Our friend/sister Ann and her two kids came. She is doing much better. She is back at work now, and the she told me that her oldest daughter is doing very well in school. That everything that happened didn't really affect her grades. I was pleased to hear that. My mom was there. Ann's oldest sister and a friend of theirs came also. Ann's older sister Jules had already burst the 4-0 bubble in January, then Leigh was next. We had cake and cupcakes from Sam's (great buttercream icing!), Officer Jan barbecued various kinds of meats, I made sides and bought the ice cream. We had a great spread! Later, our younger sister (by their dad, not mine, but we were raised as siblings anyway) and her boyfriend and 3 girls came. So it was a great family affair!

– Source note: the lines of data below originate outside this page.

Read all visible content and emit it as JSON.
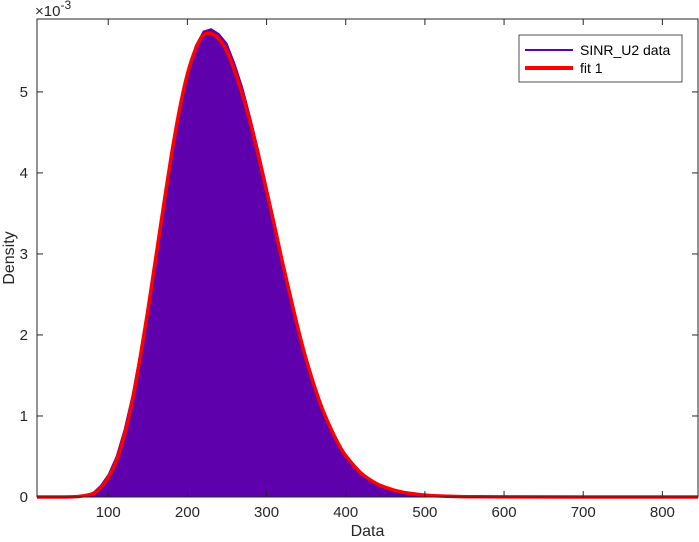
{
  "chart_data": {
    "type": "area",
    "title": "",
    "xlabel": "Data",
    "ylabel": "Density",
    "y_multiplier_label": "×10",
    "y_multiplier_exponent": "-3",
    "xlim": [
      10,
      845
    ],
    "ylim": [
      0,
      0.0059
    ],
    "x_ticks": [
      100,
      200,
      300,
      400,
      500,
      600,
      700,
      800
    ],
    "y_ticks": [
      0,
      0.001,
      0.002,
      0.003,
      0.004,
      0.005
    ],
    "y_tick_labels": [
      "0",
      "1",
      "2",
      "3",
      "4",
      "5"
    ],
    "legend_position": "top-right",
    "series": [
      {
        "name": "SINR_U2 data",
        "kind": "histogram",
        "color": "#5e00ab",
        "x": [
          10,
          40,
          60,
          80,
          90,
          100,
          110,
          120,
          130,
          140,
          150,
          160,
          170,
          180,
          190,
          200,
          210,
          220,
          230,
          240,
          250,
          260,
          270,
          280,
          290,
          300,
          310,
          320,
          330,
          340,
          350,
          360,
          370,
          380,
          390,
          400,
          420,
          440,
          460,
          480,
          500,
          520,
          540,
          560,
          600,
          700,
          845
        ],
        "values": [
          0,
          0,
          5e-06,
          5e-05,
          0.00014,
          0.00028,
          0.0005,
          0.00083,
          0.00125,
          0.00178,
          0.00235,
          0.00298,
          0.0036,
          0.00425,
          0.0048,
          0.00525,
          0.00557,
          0.00575,
          0.00578,
          0.00572,
          0.0056,
          0.00535,
          0.00505,
          0.00468,
          0.00428,
          0.00385,
          0.0034,
          0.00295,
          0.0025,
          0.00208,
          0.00172,
          0.0014,
          0.00112,
          0.00088,
          0.00068,
          0.00052,
          0.0003,
          0.00017,
          9.2e-05,
          4.8e-05,
          2.5e-05,
          1.2e-05,
          6e-06,
          3e-06,
          1e-06,
          0,
          0
        ]
      },
      {
        "name": "fit 1",
        "kind": "line",
        "color": "#ff0000",
        "x": [
          10,
          40,
          60,
          80,
          90,
          100,
          110,
          120,
          130,
          140,
          150,
          160,
          170,
          180,
          190,
          200,
          210,
          220,
          230,
          240,
          250,
          260,
          270,
          280,
          290,
          300,
          310,
          320,
          330,
          340,
          350,
          360,
          370,
          380,
          390,
          400,
          420,
          440,
          460,
          480,
          500,
          520,
          540,
          560,
          600,
          700,
          845
        ],
        "values": [
          0,
          0,
          4e-06,
          4e-05,
          0.00011,
          0.00024,
          0.00044,
          0.00075,
          0.00117,
          0.0017,
          0.0023,
          0.00295,
          0.0036,
          0.00423,
          0.00478,
          0.00522,
          0.00552,
          0.0057,
          0.00572,
          0.00565,
          0.0055,
          0.00525,
          0.00495,
          0.0046,
          0.0042,
          0.00378,
          0.00335,
          0.0029,
          0.00248,
          0.00207,
          0.0017,
          0.00138,
          0.0011,
          0.00087,
          0.00067,
          0.00051,
          0.00029,
          0.00016,
          8.8e-05,
          4.6e-05,
          2.4e-05,
          1.2e-05,
          6e-06,
          3e-06,
          1e-06,
          0,
          0
        ]
      }
    ]
  }
}
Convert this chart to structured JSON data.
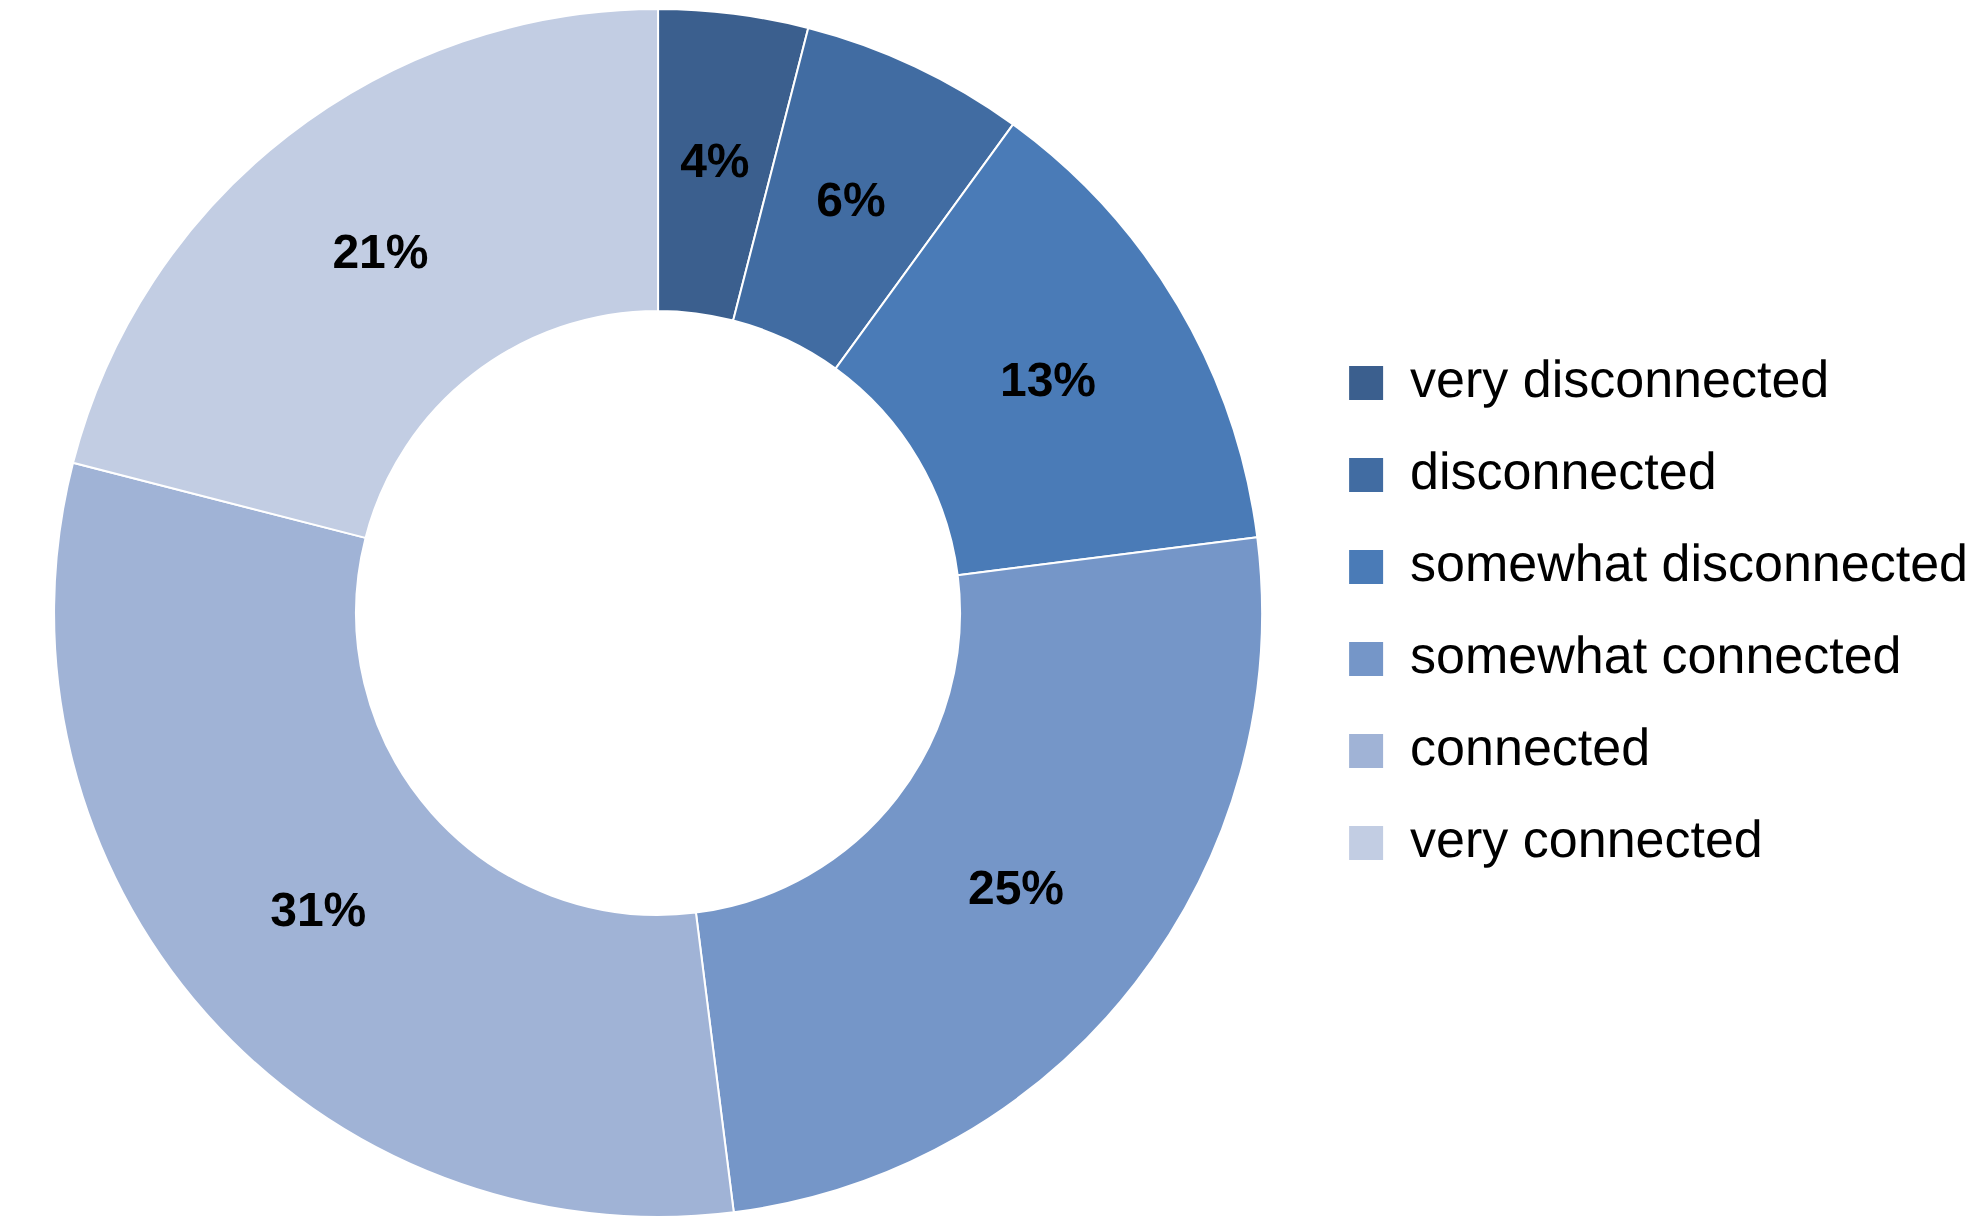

Apparently, I had complained (or so I was told) about the New Guy being too busy for me all of a sudden. Look, I warned him I was high-maintenance when it comes to relationships! Well, he had a minister's training session about an hour and a half away, which he got of at 330p instead of 4p. He called me on the highway and asked if it was okay if he came to my sister's house. He did, I directed him to Officer Jan's house on Main Street in Belleville. He got to meet everyone. I was very happy to have him there, he fits right in. He did miss the "bat-signal" to retreat in the kitchen with the other two men! They told him to keep an eye out next time! I told you there is pretty much all women in my family.

So, things are moving along I suppose. I still feel some apprehension, just because of what happened before. It'll take me some time to get past that, I know, and I've told him so as well. But, I think we have a shot. I can at least say that.